Shortly after I brought the Centipede Cabaret home, My friend Jacob was approached by a co-worker who, hearing about his interest in arcade games, let him know that there was a Williams Stargate in his mother’s basement that she was looking to get rid of.


Stargate arrives.

Stargate wasn’t a game that I was especially interested in, as it is by and large a much more difficult version of Defender, which is already a really hard game. I have some great memories of playing Defender, but Stargate was never something I was really into.  Nonetheless, the price was certainly right, and I figured this would be a good project, and very likely would end up as trade material for something that I really was excited about.  In any case, the monitor sure looked to be in good shape, and the price of the entire game was less than I would have expected to pay for just that G07, so I really couldn’t figure out how to say no.

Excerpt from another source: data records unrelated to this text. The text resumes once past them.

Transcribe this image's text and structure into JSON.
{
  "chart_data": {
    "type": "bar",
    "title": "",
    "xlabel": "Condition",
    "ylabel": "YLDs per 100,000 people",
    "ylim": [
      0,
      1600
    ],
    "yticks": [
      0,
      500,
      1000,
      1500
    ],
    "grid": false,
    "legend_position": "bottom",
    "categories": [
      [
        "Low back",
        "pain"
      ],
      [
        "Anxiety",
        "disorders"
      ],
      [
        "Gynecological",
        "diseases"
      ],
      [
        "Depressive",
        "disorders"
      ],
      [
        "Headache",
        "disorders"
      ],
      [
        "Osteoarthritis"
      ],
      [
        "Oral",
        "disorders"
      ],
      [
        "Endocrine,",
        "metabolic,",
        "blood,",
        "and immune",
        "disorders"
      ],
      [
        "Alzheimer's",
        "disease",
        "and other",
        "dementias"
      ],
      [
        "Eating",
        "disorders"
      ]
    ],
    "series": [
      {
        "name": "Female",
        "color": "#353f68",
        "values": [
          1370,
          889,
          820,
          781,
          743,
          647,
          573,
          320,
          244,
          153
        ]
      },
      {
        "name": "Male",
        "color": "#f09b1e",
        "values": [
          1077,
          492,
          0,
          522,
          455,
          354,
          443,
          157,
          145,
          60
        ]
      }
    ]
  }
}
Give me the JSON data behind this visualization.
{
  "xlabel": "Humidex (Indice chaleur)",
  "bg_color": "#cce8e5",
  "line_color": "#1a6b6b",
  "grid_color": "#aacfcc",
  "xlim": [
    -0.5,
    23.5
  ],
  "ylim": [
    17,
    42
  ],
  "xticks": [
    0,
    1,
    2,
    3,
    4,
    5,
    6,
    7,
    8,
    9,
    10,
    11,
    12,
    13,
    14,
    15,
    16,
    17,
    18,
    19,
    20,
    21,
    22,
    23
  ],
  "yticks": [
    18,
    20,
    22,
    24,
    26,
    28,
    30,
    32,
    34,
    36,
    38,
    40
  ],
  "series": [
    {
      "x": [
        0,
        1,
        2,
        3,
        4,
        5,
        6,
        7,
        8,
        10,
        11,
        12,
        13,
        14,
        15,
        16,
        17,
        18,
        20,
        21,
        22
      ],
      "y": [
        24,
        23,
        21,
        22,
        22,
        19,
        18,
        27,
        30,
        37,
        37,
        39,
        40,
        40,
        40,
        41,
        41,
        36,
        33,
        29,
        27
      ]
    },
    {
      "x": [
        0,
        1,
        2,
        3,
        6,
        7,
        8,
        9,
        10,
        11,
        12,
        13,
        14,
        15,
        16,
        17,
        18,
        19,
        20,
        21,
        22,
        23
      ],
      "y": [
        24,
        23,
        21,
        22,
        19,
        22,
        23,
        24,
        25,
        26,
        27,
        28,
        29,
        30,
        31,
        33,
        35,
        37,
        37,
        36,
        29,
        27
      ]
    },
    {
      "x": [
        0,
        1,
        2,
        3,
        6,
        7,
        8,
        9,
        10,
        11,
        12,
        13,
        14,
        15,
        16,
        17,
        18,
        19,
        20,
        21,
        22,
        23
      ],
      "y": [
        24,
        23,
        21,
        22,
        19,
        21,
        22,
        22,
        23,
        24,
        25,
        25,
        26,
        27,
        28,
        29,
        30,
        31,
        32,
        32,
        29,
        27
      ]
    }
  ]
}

We brought it back to Jacob’s garage, and after drilling out the locks, discovered a cabinet that was in as pristine condition as I could have hoped to find.  Starting at the beginning, which is usually the power supply, we discovered that, of all things, it was in fact a $2.00 fuse that had blown.  A quick trip to the hardware store, and we were playing Stargate!

Unfortunately, there was still some work to be done.  The game would boot, and would coin up, but wouldn’t save high scores or settings. Also, and somewhat strangely, the game would start with infinite ships and smart bombs, which was not what was supposed to happen.

After replacing a fuse on the power supply:

After replacing a fuse on the power supply:

A little bit of internet research suggested that we were looking at a CMOS problem, which is non-volatile RAM that the game uses to store things like settings and high scores. Exactly what it wasn’t storing. On most Williams games, the CMOS is powered by three AA batteries.  This is a weak spot in the design, as the batteries will leak if not changed, and it’s almost certain that any game that has been stored for an extended period has the batteries still in place. If they do leak, the acid can follow the copper traces on the printed circuit board, and cause extensive damage through corrosion, sometimes bad enough to completely ruin the board.

As a precaution, I ordered a conversion kit from The Real Bob Roberts, which replaces the AA batteries with a single 2032 watch-style battery.  In addition to lasting much longer, the 2032 is much less likely to leak, and this is generally considered a good upgrade for any surviving Williams board.

Unfortunately, that did not solve the problem.  The next place to look was the CMOS RAM chip itself, which is normally a 5514 chip.  A KLOV member has developed a battery eliminator kit which replaces the CMOS chip with an NVRAM module which completely removes the need for a battery.  I went this route, and used my then brand new Hakko FR-300 desoldering tool to remove the old chip.  I then soldered in a socket and installed the 6514 module, and all was right with the Stargate!